Faced with incidents like these, the Bradford County District Attorney's Office has now begun to take steps to make sure that the impact that the gas drilling industry is having on local crime and law enforcement is documented, Barrett said.
"I will send out a memorandum to various law enforcement agencies asking them to keep some sort of record of the impact of gas drilling on their resources," Barrett announced at the Bradford County Prison Board's meeting on Thursday. "If we keep track, maybe we'll be able to show a need for more resources."
Barrett said that in many cases, local police do not inquire whether a defendant is connected to the gas industry. But now he said he would like police to find out if there is such a connection.
Barrett said he will also ask the four magisterial district judges in the county to begin keeping records on the impact of the gas industry.
By documenting the impact that the gas industry is having on crime locally, the county may be able to secure federal or state grants to provide more resources for local police departments, Barrett said.
The documentation could also help convince the Pennsylvania Legislature to provide revenue from the proposed gas severance tax to counties and municipalities to address crime and other needs that stem from the growing gas industry, prison board members said.
Since there has been an increase in the local population due to the gas drilling industry, it is only to be expected that some of the local crimes are going to be committed by workers in the gas industry or by people coming to the county to look for work in the industry, Evans said.
"We have a population increase, and it will continue, I assume, far into the future," he said.
The effort to document the impact of the natural gas industry on local crime does not mean that there is "something negative about the gas industry," Barrett said, adding that the gas industry is welcome in the county.
The documentation is merely being done to an answer an "economic question" of whether the gas drilling industry has had "an effect on our needs and resources," Barrett said.

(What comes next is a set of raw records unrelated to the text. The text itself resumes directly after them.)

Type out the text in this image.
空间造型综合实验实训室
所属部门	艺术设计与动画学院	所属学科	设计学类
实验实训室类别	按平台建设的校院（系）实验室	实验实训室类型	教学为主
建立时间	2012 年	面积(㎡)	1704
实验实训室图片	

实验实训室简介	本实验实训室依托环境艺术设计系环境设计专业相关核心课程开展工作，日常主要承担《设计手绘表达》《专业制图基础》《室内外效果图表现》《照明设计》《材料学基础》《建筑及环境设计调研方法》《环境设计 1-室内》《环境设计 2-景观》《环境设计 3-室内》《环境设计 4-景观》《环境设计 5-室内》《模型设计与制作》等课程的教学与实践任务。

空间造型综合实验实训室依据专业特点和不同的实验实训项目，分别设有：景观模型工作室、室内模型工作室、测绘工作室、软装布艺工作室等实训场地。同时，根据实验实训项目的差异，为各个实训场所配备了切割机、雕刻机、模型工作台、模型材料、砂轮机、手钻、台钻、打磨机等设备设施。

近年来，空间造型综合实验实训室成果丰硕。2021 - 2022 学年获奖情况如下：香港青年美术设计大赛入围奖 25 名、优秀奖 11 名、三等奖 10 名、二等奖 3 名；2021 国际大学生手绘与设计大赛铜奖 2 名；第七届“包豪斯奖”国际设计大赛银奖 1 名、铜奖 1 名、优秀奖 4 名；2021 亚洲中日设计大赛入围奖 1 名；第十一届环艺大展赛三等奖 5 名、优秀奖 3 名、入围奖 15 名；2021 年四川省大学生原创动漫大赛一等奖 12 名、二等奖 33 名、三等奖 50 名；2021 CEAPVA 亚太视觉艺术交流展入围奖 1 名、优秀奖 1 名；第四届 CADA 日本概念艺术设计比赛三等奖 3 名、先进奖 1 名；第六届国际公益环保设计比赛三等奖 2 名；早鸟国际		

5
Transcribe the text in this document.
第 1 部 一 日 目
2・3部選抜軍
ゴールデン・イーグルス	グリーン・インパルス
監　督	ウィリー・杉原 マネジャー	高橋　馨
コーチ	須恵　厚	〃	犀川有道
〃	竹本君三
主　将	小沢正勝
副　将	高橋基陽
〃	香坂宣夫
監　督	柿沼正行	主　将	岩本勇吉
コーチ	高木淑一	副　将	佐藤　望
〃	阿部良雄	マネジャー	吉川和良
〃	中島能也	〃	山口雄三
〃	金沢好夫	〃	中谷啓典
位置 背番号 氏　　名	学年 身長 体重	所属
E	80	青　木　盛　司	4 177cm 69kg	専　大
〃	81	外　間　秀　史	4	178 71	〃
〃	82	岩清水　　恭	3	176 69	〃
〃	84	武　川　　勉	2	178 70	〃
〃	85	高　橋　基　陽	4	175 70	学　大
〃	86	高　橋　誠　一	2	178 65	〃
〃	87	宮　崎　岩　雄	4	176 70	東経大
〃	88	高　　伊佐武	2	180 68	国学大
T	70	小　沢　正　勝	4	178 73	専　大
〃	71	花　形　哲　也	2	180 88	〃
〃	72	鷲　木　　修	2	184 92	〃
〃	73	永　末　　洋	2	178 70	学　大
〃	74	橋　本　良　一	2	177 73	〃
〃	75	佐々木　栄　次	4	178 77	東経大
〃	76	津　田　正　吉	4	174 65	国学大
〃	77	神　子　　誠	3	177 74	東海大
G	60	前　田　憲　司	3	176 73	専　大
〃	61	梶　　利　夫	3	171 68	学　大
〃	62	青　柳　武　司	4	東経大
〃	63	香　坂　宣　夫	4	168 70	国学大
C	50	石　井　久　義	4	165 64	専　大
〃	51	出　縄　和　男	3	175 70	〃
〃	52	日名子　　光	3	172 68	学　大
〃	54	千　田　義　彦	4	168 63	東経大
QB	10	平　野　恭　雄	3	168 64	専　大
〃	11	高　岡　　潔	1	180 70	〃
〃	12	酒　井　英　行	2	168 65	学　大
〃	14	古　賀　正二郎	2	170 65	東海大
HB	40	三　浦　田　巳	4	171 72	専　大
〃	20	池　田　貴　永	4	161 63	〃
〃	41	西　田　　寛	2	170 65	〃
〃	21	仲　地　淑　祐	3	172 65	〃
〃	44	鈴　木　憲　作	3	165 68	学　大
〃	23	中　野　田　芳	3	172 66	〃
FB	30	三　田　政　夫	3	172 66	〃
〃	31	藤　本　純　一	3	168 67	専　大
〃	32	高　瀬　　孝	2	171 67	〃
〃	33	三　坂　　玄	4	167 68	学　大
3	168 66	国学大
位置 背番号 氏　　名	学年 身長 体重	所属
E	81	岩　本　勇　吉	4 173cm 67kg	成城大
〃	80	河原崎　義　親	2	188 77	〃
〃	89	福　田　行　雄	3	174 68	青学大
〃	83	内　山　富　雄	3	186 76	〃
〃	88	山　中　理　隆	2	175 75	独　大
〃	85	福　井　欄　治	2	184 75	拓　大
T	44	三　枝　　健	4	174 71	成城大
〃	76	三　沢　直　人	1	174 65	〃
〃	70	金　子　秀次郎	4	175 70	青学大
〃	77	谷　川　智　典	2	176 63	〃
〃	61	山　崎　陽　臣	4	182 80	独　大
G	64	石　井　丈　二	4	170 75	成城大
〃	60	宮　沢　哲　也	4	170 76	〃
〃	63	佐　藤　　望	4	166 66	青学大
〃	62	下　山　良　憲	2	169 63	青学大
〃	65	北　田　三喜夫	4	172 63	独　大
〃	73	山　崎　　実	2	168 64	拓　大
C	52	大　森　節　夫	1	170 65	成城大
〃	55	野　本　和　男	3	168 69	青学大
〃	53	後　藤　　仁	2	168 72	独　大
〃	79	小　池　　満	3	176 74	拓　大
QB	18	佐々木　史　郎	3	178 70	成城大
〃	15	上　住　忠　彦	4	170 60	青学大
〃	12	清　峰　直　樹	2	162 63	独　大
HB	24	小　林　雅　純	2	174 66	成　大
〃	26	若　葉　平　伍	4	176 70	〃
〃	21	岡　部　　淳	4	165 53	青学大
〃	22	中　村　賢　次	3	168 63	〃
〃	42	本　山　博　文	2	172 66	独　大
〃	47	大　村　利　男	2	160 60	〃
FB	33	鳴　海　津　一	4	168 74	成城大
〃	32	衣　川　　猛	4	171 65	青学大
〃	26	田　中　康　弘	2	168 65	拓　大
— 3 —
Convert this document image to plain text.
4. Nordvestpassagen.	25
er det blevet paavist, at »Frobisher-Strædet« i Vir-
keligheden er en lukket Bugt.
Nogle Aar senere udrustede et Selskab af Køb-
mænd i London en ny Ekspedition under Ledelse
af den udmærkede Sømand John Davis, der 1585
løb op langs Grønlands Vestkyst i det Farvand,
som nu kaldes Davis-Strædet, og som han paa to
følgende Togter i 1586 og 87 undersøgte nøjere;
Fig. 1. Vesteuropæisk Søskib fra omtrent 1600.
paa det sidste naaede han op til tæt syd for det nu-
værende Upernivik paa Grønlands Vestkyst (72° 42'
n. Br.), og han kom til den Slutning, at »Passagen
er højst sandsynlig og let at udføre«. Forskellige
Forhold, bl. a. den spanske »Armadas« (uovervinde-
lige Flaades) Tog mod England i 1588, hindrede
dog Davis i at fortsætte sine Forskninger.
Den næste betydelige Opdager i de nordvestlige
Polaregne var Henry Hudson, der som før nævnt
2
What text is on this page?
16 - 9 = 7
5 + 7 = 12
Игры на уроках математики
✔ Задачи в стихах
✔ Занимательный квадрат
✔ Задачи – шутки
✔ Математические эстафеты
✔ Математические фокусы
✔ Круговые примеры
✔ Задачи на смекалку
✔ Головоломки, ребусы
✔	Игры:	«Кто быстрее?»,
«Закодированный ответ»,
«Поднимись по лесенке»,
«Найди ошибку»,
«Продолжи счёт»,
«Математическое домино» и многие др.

Barrett said he is trying to get the record-keeping in place by Jan. 1, 2010.
There have been 16 to 18 people in the gas drilling industry incarcerated at the Bradford County jail for various crimes, ranging from summary offenses to the felony assault case, said Quattrini, who added that he believes the 16 to 18 commitments to the jail occurred within the past year.
To put those numbers in context, there are 1,100 people committed to the jail each year, Evans said.
Barrett also pointed out at the meeting that family members of workers in the natural gas industry can also become victims and perpetrators of crime, as can unemployed people who come to the area searching for work in the natural gas industry.
Barrett said the state police are concerned about the local impact of the natural gas industry and whether it will require them to commit more resources to the area.
Chesapeake Energy Corp. has also said it wants citizens to notify the company if they see a Chesapeake employee, or an employee of a contractor of Chesapeake, doing something wrong, so that Chesapeake can "take care of" the matter, according to McLinko. To that end, Chesapeake is encouraging citizens to write down the license plate of the vehicle of the employee, so that they can report it.
The Bradford County Prison Board oversees the operation of the county jail. Its members are the three Bradford County commissioners, Barrett, Evans and Bradford County Court Judge Maureen Beirne.